Os valores relativos aos Produtos Internos Brutos (PIB) mundiais para o segundo trimestre caíram ainda mais que no primeiro e as estimativas indicam que se está a caminhar para uma recessão ainda mais profunda que a causada pela crise financeira global que despoletou em 2007.

De acordo com a Kantar, existe a esperança de que se atinja uma certa normalidade no último trimestre deste ano, ou no início de 2021. Contudo, a realidade atual é que a pandemia está longe de acabar, com alguns países a lidarem, ainda, com uma primeira vaga e a ameaça de uma segunda a ser cada vez mais real. Ainda sem uma vacina à vista, largos segmentos da população continuam ameaçados pelo vírus, deixando os governos de todo o mundo no dilema de manter a economia em movimento, enquanto o vírus ainda não está erradicado.

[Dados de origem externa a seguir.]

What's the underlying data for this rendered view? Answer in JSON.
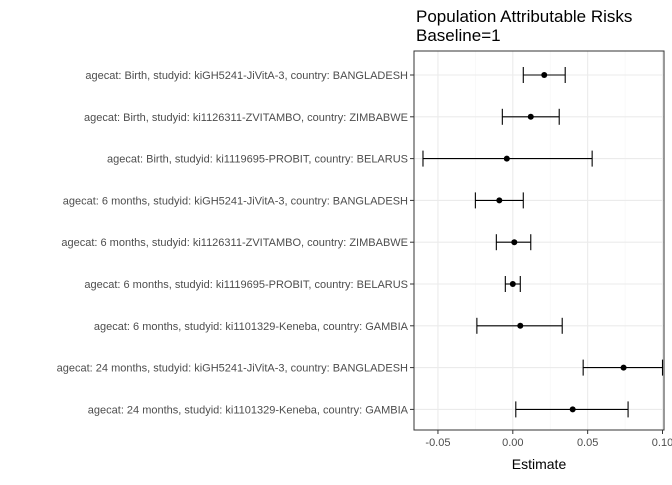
{
  "chart_data": {
    "type": "scatter",
    "title_lines": [
      "Population Attributable Risks",
      "Baseline=1"
    ],
    "xlabel": "Estimate",
    "ylabel": "",
    "xlim": [
      -0.066,
      0.101
    ],
    "x_ticks": [
      -0.05,
      0.0,
      0.05,
      0.1
    ],
    "x_tick_labels": [
      "-0.05",
      "0.00",
      "0.05",
      "0.10"
    ],
    "grid": true,
    "legend": "none",
    "colors": {
      "panel_border": "#333333",
      "grid_major": "#ebebeb",
      "grid_minor": "#f5f5f5",
      "point": "#000000",
      "errorbar": "#000000"
    },
    "rows": [
      {
        "label": "agecat: Birth, studyid: kiGH5241-JiVitA-3, country: BANGLADESH",
        "estimate": 0.021,
        "lower": 0.007,
        "upper": 0.035
      },
      {
        "label": "agecat: Birth, studyid: ki1126311-ZVITAMBO, country: ZIMBABWE",
        "estimate": 0.012,
        "lower": -0.007,
        "upper": 0.031
      },
      {
        "label": "agecat: Birth, studyid: ki1119695-PROBIT, country: BELARUS",
        "estimate": -0.004,
        "lower": -0.06,
        "upper": 0.053
      },
      {
        "label": "agecat: 6 months, studyid: kiGH5241-JiVitA-3, country: BANGLADESH",
        "estimate": -0.009,
        "lower": -0.025,
        "upper": 0.007
      },
      {
        "label": "agecat: 6 months, studyid: ki1126311-ZVITAMBO, country: ZIMBABWE",
        "estimate": 0.001,
        "lower": -0.011,
        "upper": 0.012
      },
      {
        "label": "agecat: 6 months, studyid: ki1119695-PROBIT, country: BELARUS",
        "estimate": 0.0,
        "lower": -0.005,
        "upper": 0.005
      },
      {
        "label": "agecat: 6 months, studyid: ki1101329-Keneba, country: GAMBIA",
        "estimate": 0.005,
        "lower": -0.024,
        "upper": 0.033
      },
      {
        "label": "agecat: 24 months, studyid: kiGH5241-JiVitA-3, country: BANGLADESH",
        "estimate": 0.074,
        "lower": 0.047,
        "upper": 0.1
      },
      {
        "label": "agecat: 24 months, studyid: ki1101329-Keneba, country: GAMBIA",
        "estimate": 0.04,
        "lower": 0.002,
        "upper": 0.077
      }
    ]
  }
}
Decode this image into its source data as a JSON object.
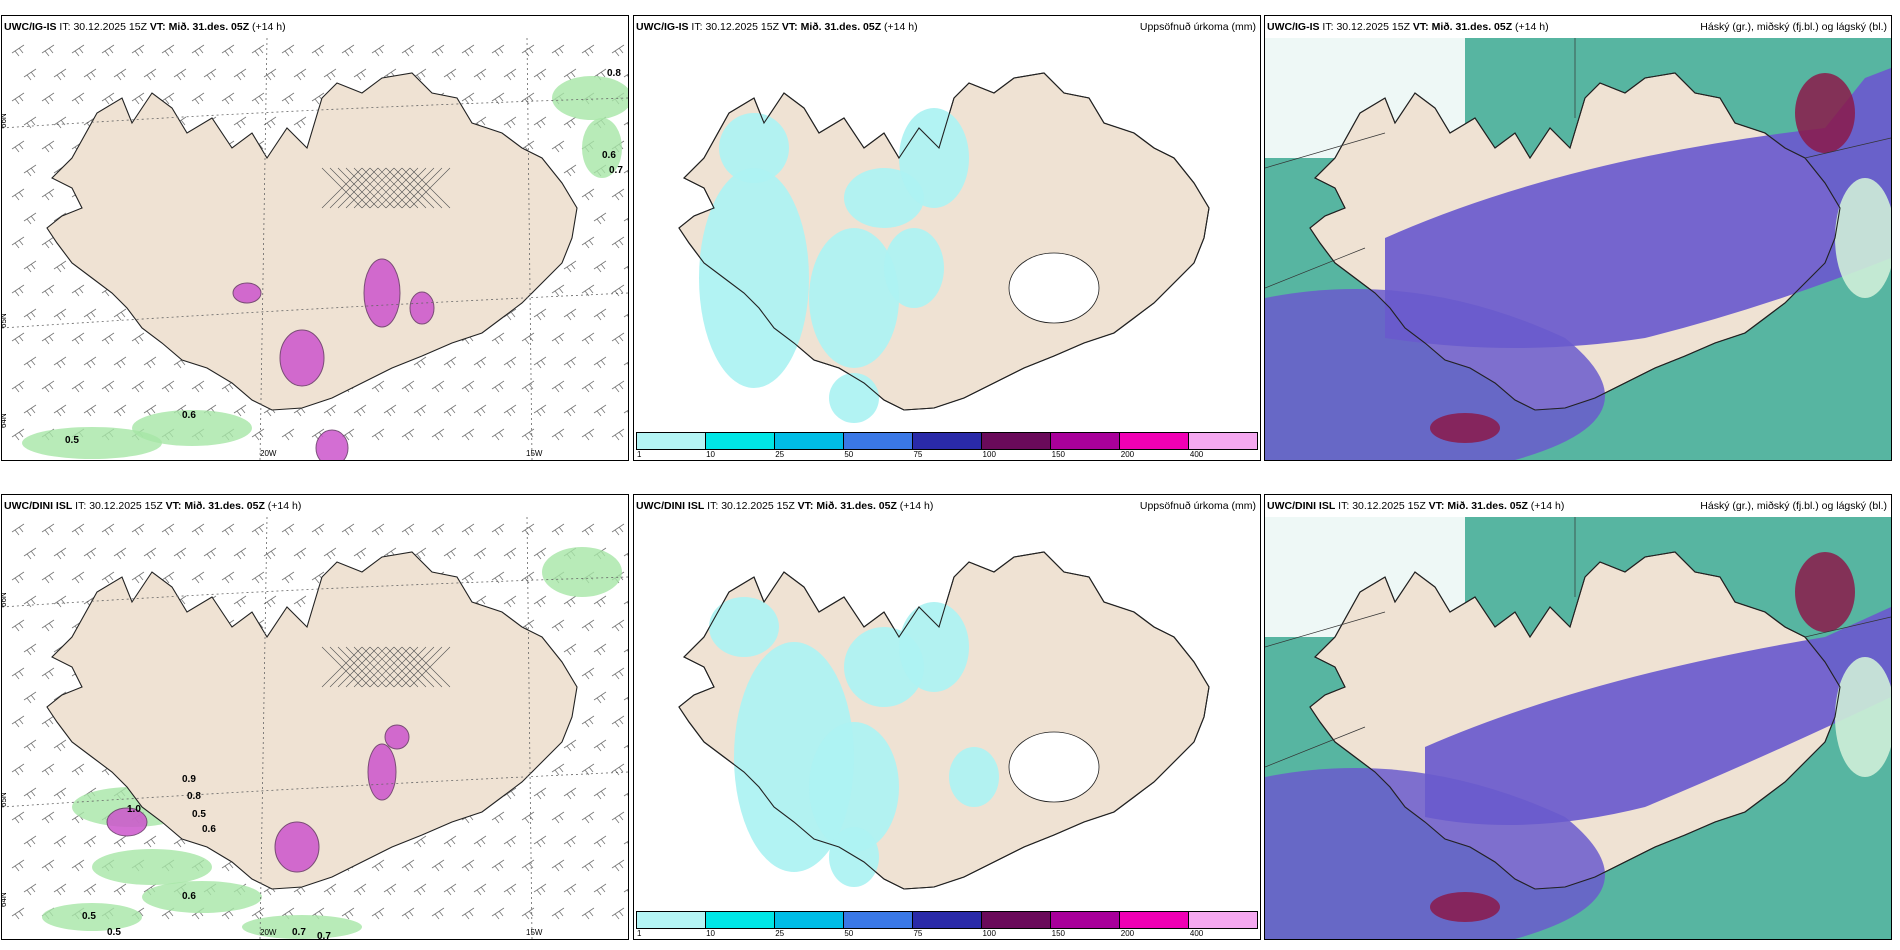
{
  "panels": [
    {
      "row": "top",
      "col": "left",
      "model": "UWC/IG-IS",
      "it_label": "IT:",
      "it": "30.12.2025 15Z",
      "vt_label": "VT:",
      "vt": "Mið. 31.des. 05Z",
      "lead": "(+14 h)",
      "right_title": "",
      "lon_labels": [
        "20W",
        "15W"
      ],
      "lat_labels": [
        "66N",
        "65N",
        "64N"
      ],
      "labels": [
        "0.8",
        "0.6",
        "0.7",
        "0.6",
        "0.5"
      ]
    },
    {
      "row": "top",
      "col": "mid",
      "model": "UWC/IG-IS",
      "it_label": "IT:",
      "it": "30.12.2025 15Z",
      "vt_label": "VT:",
      "vt": "Mið. 31.des. 05Z",
      "lead": "(+14 h)",
      "right_title": "Uppsöfnuð úrkoma (mm)",
      "lon_labels": [],
      "lat_labels": [],
      "labels": []
    },
    {
      "row": "top",
      "col": "right",
      "model": "UWC/IG-IS",
      "it_label": "IT:",
      "it": "30.12.2025 15Z",
      "vt_label": "VT:",
      "vt": "Mið. 31.des. 05Z",
      "lead": "(+14 h)",
      "right_title": "Háský (gr.), miðský (fj.bl.) og lágský (bl.)",
      "lon_labels": [],
      "lat_labels": [],
      "labels": []
    },
    {
      "row": "bottom",
      "col": "left",
      "model": "UWC/DINI ISL",
      "it_label": "IT:",
      "it": "30.12.2025 15Z",
      "vt_label": "VT:",
      "vt": "Mið. 31.des. 05Z",
      "lead": "(+14 h)",
      "right_title": "",
      "lon_labels": [
        "20W",
        "15W"
      ],
      "lat_labels": [
        "66N",
        "65N",
        "64N"
      ],
      "labels": [
        "1.0",
        "0.9",
        "0.8",
        "0.5",
        "0.6",
        "0.5",
        "0.6",
        "0.5",
        "0.7",
        "0.7"
      ]
    },
    {
      "row": "bottom",
      "col": "mid",
      "model": "UWC/DINI ISL",
      "it_label": "IT:",
      "it": "30.12.2025 15Z",
      "vt_label": "VT:",
      "vt": "Mið. 31.des. 05Z",
      "lead": "(+14 h)",
      "right_title": "Uppsöfnuð úrkoma (mm)",
      "lon_labels": [],
      "lat_labels": [],
      "labels": []
    },
    {
      "row": "bottom",
      "col": "right",
      "model": "UWC/DINI ISL",
      "it_label": "IT:",
      "it": "30.12.2025 15Z",
      "vt_label": "VT:",
      "vt": "Mið. 31.des. 05Z",
      "lead": "(+14 h)",
      "right_title": "Háský (gr.), miðský (fj.bl.) og lágský (bl.)",
      "lon_labels": [],
      "lat_labels": [],
      "labels": []
    }
  ],
  "colorbar": {
    "ticks": [
      "1",
      "10",
      "25",
      "50",
      "75",
      "100",
      "150",
      "200",
      "400"
    ],
    "colors": [
      "#b4f5f5",
      "#00e6e6",
      "#00bde6",
      "#3a78e6",
      "#2a2aa8",
      "#6a0a5a",
      "#a8009a",
      "#f000b4",
      "#f5a8f0"
    ]
  },
  "colors": {
    "land": "#efe2d3",
    "precip": "#aef2f2",
    "cloud_high": "#6a5acd",
    "cloud_mid": "#3aa890",
    "cloud_low": "#cfeed8",
    "magenta": "#cc55cc",
    "green": "#a6e6a6"
  }
}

O resultado será uma recuperação mais lenta que o desejável. Deveremos assistir a um crescimento considerável do desempenho e um aumento dos receios quanto ao futuro. É provável que, durante algum tempo, não sintamos qualquer recuperação”, sustenta a Kantar.

Resiliência

As estatísticas económicas como o PIB não refletem, contudo, o que se gasta, a cada semana, em mercearia. A Kantar analisou 11 anos de dados, em 12 países, e encontrou apenas uma fraca correlação entre o PIB e níveis de crescimento dos bens de grande consumo.

 

 

 

Também não foi encontrada uma forte correlação com o nível de confiança dos consumidores. “A resposta óbvia é que não podemos, simplesmente, deixar de comer, beber, lavar e limpar. Quando é altura de poupar dinheiro, pensamos mais facilmente no que podemos parar de fazer completamente, por exemplo, férias, compras de automóveis, eletrodomésticos, mensalidades do ginásio e comer fora de casa. Na recessão de 2007, perguntámos ao principal shopper do lar o que tenderia a reduzir ou cortar para gerir o orçamento. Foram os grandes gastos que estiveram no topo da lista em todos os países. Comida e mercearia vinham muito mais abaixo”, indica a consultora.

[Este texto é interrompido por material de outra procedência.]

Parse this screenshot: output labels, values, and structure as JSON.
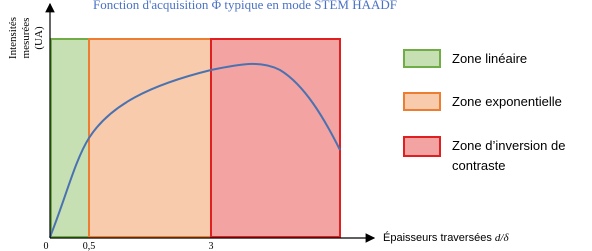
{
  "title": "Fonction d'acquisition Φ typique en mode STEM HAADF",
  "y_axis_label": [
    "Intensités",
    "mesurées",
    "(UA)"
  ],
  "x_axis_label": {
    "text": "Épaisseurs traversées ",
    "symbol": "d/δ"
  },
  "x_tick_labels": [
    "0",
    "0,5",
    "3"
  ],
  "legend": [
    {
      "label": [
        "Zone linéaire"
      ]
    },
    {
      "label": [
        "Zone exponentielle"
      ]
    },
    {
      "label": [
        " Zone d’inversion de",
        "contraste"
      ]
    }
  ]
}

O que, contudo, não quer dizer que não se tente poupar na compra do supermercado. Para entender a dimensão do potencial declínio nos bens de grande consumo, a Kantar aconselha a observar os lares que já estão a gerir um orçamento muito apertado e aqueles onde irá reduzir devido ao desemprego. Em Espanha, por exemplo, os lares onde, pelo menos, uma pessoa tinha perdido o emprego reduziram em 2% o seu gasto em bens de grande consumo no ano seguinte a esta ocorrência. “Isto revela, especialmente em tempos recentes, onde qualquer mudança medida abaixo de 10% é considerada baixa, a resiliência subjacente dos bens de grande consumo. Consequentemente, mesmo se os níveis de desempenho alcançarem o duplo dígito, o crescimento dos bens de grande consumo continuará a ser ligeiramente positivo se os 90% ainda empregados mantiverem os seus gastos”.

A Kantar indica ainda que se deve ter em consideração o efeito benéfico para os bens de grande consumo gerado por um dos efeitos com potencial mais duradouro desta pandemia, o teletrabalho. “Sabemos que crescimentos de 20% ocorrem quando todos estão em casa e as compras fora do lar são restringidas. Portanto, se muitos se mantiverem em teletrabalho, durante os próximos meses da recessão, o que deverá ser o cenário mais provável, poderemos esperar, mesmo com o aumento do desemprego, que os gastos em bens de grande consumo se mantenham em níveis mais elevados que antes da pandemia”.

 

Preço como campo de batalha

Um motivo de cautela quanto ao valor dos bens de grande consumo crescer durante a recessão é a elevada probabilidade de uma guerra de preços. Os operadores puramente de comércio eletrónico e de discount estão numa posição privilegiada para ganhar quota durante o período recessivo, o que levará os restantes retalhistas a concorrer mais diretamente com base no preço. As estratégias irão desde o acompanhamento dos preços na base, com reduções significativas em bens essenciais, de modo a acompanhar o discount; a promoções das marcas mais conhecidas.